Remember that when someone is purposely being mean to you and choosing you as a target, it is NOT your fault. They are projecting their insecurities, envy, and thirst for power/control on you. You have NOTHING to do with what they choose to say and do. These type of people are bullies and love a negative reaction. They would be the ones to cause a storm and watch everyone and everything fall right in front of them without any remorse or accountability. It gives them life and enjoyment that other people are unhappy. They will purposely push your buttons, talk down on you, yell at you, micro-manage your every little action, act like they know more than you, and even if you never done or said anything to them, they love to get a reaction out you, no matter how big or small—they will feed on it and can really make nothing to something. They love getting you in trouble because it makes them feel bigger.
They will purposely choose certain people to be nice to and to be mean to. For the people they choose to be nice to, they want to project and present (pretend) themselves to be very kind, well-liked by everyone, over-braggy about their “accomplishments”, and a know-it-all. They revel that these people do not know or see their true colors and therefore, they are oblivious to their manipulation. For the people they choose to be mean to, there is LITERALLY no end to the disrespect and constant snapback these people will get. These people know the true colors of who they are so they will constantly get badgered even though they never did anything to this person. They are afraid of the “nice people” knowing their true cruel intentions and true character so they continue to be extra kind and boisterous towards these people so they will stay deluded and “best friends.” They are afraid of the “mean people” being “more friendly” with everyone especially the “nice people” they choose. They are also afraid the “mean people” will take their own power back and actually be happy and be their true selves. When they see a lot of people like the “mean people”, they will grow jealous and try to get their “nice people” and friends manipulated, gossip, and get them to not like the “mean people.” They like to use their “nice people-best friends” as shields to cover up their true personality and it makes them feel bigger and better knowing they have manipulated their delusional friends under their spell. They love to charm everyone into falling for their smoke and mirrors because they can put on a show to pretend to be the person they want everyone to see and not their true actual character. The ironic part is, using “fake delusional friends” as shields doesn’t erase anyone from their own flaws. Everyone still has their own darkness to deal with. It’s gonna come back to them no matter how much they try to hide behind their group of friends or run away from their problems.

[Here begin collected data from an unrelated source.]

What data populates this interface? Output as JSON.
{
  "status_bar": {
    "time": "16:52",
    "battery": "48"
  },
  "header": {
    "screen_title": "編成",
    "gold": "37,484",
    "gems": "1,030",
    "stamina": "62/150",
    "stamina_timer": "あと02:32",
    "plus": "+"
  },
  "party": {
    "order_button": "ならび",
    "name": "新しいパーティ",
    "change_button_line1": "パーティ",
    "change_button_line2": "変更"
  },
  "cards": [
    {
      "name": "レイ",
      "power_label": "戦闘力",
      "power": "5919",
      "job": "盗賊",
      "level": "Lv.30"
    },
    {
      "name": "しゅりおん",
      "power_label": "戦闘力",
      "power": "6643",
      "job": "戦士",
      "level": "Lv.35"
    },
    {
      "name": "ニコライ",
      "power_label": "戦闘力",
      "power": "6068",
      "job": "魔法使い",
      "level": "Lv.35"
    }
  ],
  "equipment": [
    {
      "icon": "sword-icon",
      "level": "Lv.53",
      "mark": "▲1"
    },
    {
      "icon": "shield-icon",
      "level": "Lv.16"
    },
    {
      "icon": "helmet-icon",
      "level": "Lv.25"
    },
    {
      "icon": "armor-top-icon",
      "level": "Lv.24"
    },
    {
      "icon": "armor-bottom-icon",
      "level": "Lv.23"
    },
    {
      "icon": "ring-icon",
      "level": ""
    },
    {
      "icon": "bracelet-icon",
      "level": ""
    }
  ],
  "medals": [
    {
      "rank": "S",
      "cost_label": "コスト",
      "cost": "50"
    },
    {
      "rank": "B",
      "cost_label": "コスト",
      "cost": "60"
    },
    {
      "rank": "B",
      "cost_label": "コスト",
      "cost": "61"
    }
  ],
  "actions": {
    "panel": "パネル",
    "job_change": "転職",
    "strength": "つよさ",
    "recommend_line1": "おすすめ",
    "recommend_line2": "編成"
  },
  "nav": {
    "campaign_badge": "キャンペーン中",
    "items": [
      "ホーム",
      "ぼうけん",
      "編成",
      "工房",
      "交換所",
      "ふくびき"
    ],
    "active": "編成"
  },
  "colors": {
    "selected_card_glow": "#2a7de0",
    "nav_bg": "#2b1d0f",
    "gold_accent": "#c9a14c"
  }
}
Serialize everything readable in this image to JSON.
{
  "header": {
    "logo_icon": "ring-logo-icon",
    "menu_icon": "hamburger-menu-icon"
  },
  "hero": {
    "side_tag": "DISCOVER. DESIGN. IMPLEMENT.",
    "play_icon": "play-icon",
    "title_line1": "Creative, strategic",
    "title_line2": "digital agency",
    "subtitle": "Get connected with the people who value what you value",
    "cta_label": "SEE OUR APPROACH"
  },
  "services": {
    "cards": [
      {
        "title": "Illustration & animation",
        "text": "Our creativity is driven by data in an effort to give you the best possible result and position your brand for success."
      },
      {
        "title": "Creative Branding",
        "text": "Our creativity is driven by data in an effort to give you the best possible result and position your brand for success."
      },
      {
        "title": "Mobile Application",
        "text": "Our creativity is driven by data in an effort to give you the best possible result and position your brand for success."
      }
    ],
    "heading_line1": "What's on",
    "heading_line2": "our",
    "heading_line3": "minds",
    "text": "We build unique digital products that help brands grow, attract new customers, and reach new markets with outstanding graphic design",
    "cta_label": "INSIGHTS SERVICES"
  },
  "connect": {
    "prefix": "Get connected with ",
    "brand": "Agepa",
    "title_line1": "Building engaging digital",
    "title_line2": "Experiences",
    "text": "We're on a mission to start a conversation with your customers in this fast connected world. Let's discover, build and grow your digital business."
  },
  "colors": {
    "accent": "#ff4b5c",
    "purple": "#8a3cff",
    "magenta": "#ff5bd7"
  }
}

One way to gain your power back from these toxic people (and it is really hard) is to try your best to not react to them. Every word you say and action you take, they will twist it around against you. They love to get a reaction out of you and push your buttons because it is what gives them a thrill. They love to play mind games with you and get you stuck into their chess game, but you DON’T have to stay stuck in their game and manipulation. They are clearly using you as a pawn because they feel it makes them feel bigger and stronger. When I say “try not to react to them,” I don’t mean “completely surrender and let them bully you while you do/say nothing”. When you actively choose to ignore them, not respond to them, literally giving them ZERO attention, they coward back and don’t know what to do. They are confused because they were always used to being the one in control and using their tactics to pull you in but the moment you choose to say “NO” and take your power back by being silent, their minds will be going in circles trying to figure you out and running out of tactics to trap you in. They are a big ball of toxic negative energy that sucks you right in and feeds on your light but you can walk away from them knowing that you don’t deserve to be treated that way and they don’t deserve any part of your light and energy. They are jealous of you because you are authentically yourself and everyone generally likes you for who you are and they can’t stand it. However they treat you and say/do to you is on them, not you. Everyone is responsible for their own energy and unfortunately, we have people in the world that don’t care about the energy they put out. They cause a storm, leave, and expect everyone to just deal with their mess. No one deserves to be unwillingly pulled into other people’s toxic mess. You are NOT someone’s punching bag, door mat, or dartboard. They need to learn to deal with their own feelings/battles on their own and not take it out on other people, which is only a reflection on them. Their version of you is NOT your version of yourself.
That being said, stay true to yourself. Know that you are NOT like these toxic people and you don’t have to succumb to their low level. They like being comfortable in that low level because that is what they are used to emitting. Anyone with a higher energy will never feel the “need” to take energy from anyone. They simply work on themselves and give good light energy.